Bu tehdit ve hakaretleri gönderen sosyal medya hesaplarının çok büyük çoğunluğu AKP destekçisi. Sosyal medya profillerinde bu durum özel olarak belirtilmiş.Kullandıkları mesajlarda bol bol “vatan haini”, “terörist” ve “kâfir” sözcükleri geçiyor. Küfürlerin içinde cinsiyetçi olmayanlar çok az, “anneler” illa ki işin içinde. Kadınlara yönelik mesajlarda ise tecavüz tehdidi, hatta “tecavüz yoluyla doğru yola getirme” tehditleri, seks işçisi etiketlemesi ağırlıkta. İçerikleri tahmin edeceğinizi düşünüyorum, alıntı yapıp burayı kirletmeyelim. Darbe girişimi sonrası bunların tonu çok daha çirkinleşmiş, tehditler daha alenen ve kadın gazetecilerin adresleri, sosyal yaşamlarının geçtiği yerler de sorularak yapılıyor. Analiz aslında bildiğimiz bu içerikleri derli toplu biçimde ortaya koyması açısından çok çarpıcı ancak diğer taraftan bunlarla nasıl mücadele edildiği sorusunun cevabı henüz umutsuz. IPI’ın gazetecilere karşı dijital saldırıları, online tacizi araştırdığı projesi On The Line’ın Türkiye Koordinatörü Gülsin Harman’ın geçtiğimiz Mart ayında kaleme aldığı bir başka analiz sosyal medyada tacize uğrayan kadın gazetecilerin yargı sistemine güvenmedikleri için şikâyette bulunmayı tercih etmediğini ortaya koymuştu.

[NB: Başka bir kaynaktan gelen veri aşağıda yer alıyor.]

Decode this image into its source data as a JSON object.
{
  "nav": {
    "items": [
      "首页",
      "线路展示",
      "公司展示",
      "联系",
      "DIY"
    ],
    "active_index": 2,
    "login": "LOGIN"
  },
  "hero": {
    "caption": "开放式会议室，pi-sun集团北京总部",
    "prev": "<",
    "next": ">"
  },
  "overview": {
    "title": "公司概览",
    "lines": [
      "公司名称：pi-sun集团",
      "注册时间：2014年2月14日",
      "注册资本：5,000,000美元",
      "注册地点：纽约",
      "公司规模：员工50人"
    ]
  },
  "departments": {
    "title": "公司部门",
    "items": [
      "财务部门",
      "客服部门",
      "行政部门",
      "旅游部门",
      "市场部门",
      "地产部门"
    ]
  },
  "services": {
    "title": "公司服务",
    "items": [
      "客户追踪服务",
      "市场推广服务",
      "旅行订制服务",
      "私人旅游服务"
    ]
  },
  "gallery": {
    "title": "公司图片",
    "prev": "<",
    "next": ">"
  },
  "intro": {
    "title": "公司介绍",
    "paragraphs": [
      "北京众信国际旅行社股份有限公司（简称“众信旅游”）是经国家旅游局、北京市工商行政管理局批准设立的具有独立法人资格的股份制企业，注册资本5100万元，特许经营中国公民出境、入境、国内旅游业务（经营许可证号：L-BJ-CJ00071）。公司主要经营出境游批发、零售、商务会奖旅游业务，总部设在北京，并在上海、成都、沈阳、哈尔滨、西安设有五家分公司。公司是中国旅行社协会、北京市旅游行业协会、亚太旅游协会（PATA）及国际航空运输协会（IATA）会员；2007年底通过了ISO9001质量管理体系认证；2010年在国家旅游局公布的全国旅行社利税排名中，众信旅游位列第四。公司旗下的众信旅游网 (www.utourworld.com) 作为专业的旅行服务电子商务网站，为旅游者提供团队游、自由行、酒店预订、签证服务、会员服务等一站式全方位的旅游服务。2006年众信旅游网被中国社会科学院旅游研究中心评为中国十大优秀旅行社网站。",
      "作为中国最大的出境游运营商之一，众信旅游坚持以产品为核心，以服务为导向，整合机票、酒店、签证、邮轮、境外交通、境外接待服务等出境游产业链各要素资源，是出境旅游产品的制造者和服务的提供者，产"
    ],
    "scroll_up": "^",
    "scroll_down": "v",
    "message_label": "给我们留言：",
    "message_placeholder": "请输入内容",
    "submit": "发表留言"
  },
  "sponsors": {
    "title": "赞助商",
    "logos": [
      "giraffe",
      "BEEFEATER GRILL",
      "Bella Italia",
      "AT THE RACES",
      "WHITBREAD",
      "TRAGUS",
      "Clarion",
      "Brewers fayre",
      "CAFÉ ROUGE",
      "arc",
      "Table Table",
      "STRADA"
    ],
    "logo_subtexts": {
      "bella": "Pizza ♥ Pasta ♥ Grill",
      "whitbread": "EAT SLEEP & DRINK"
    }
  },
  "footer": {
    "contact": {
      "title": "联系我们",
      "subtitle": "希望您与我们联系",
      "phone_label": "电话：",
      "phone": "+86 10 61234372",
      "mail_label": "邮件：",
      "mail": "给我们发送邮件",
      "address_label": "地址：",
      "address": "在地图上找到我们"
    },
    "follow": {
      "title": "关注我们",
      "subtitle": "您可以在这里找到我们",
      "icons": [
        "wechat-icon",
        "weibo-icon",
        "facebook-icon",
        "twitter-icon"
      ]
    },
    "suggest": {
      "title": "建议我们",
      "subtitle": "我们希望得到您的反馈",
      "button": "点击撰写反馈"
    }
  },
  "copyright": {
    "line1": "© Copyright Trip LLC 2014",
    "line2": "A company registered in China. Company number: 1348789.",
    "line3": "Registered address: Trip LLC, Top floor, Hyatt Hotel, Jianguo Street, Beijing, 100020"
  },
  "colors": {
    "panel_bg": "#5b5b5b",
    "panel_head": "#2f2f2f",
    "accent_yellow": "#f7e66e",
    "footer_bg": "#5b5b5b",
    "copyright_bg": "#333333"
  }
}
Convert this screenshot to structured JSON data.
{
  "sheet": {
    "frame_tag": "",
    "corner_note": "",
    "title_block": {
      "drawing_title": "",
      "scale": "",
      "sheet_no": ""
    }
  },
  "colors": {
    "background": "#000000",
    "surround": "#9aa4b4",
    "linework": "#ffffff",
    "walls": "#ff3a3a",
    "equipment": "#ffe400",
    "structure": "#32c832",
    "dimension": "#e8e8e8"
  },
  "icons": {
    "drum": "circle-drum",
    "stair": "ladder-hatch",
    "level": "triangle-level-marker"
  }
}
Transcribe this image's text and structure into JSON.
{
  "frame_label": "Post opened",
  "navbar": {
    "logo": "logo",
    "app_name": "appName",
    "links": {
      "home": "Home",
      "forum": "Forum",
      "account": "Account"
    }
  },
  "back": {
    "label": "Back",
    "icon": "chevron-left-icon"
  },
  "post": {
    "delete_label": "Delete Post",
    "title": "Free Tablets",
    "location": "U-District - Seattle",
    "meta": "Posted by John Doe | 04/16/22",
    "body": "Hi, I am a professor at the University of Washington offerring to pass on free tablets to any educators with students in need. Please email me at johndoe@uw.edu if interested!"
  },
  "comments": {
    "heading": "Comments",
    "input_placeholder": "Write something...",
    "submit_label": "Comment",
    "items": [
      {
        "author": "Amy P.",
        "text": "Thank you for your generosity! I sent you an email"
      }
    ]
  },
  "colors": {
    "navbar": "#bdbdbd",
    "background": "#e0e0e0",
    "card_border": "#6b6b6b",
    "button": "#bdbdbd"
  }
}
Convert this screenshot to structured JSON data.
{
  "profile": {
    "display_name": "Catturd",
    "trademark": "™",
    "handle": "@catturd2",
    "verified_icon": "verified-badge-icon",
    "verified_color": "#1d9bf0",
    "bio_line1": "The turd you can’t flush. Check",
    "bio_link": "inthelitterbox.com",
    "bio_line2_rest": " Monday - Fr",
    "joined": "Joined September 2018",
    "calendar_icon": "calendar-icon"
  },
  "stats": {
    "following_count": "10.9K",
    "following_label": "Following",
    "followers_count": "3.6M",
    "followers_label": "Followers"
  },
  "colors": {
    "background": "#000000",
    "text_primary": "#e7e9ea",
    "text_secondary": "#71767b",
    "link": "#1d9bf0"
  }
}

Bir gazetecilik yöntemi olarak trolleme

Çok yeni bir kavram değil, trolleme internetle birlikte ilgi çekmek, tartışma yaratmak, rahatsız etmek için kasıtlı olarak tahrik eden eylemler olarak tanımlanabilir. İnternetin ilk dönemlerinde mail gruplarında troller peyda olurdu, özellikle kadın grupları bunlardan çok çekmiştir. Üzerine çok sayıda araştırma mevcut. Türkiye’de son dönemde ise organize ve saldırı amaçlı kullanımı arttı, özellikle AKP tarafından, sonundaAktroller diye bir kavramımız oldu. Bir partinin hele de iktidar partisinin bu durumdan rahatsız olmaması başlı başına bir sorun. Rahatsız olmak bir yana, geçtiğimiz yıllarda altı bin kadarının maaşlı şekilde istihdam edildiği iddia edilmişti. Hiçbir şey şeffaf olmadığından bu trolleri örtülü ödenek üzerinden finanse edip etmediğimizi de öğrenemiyoruz. 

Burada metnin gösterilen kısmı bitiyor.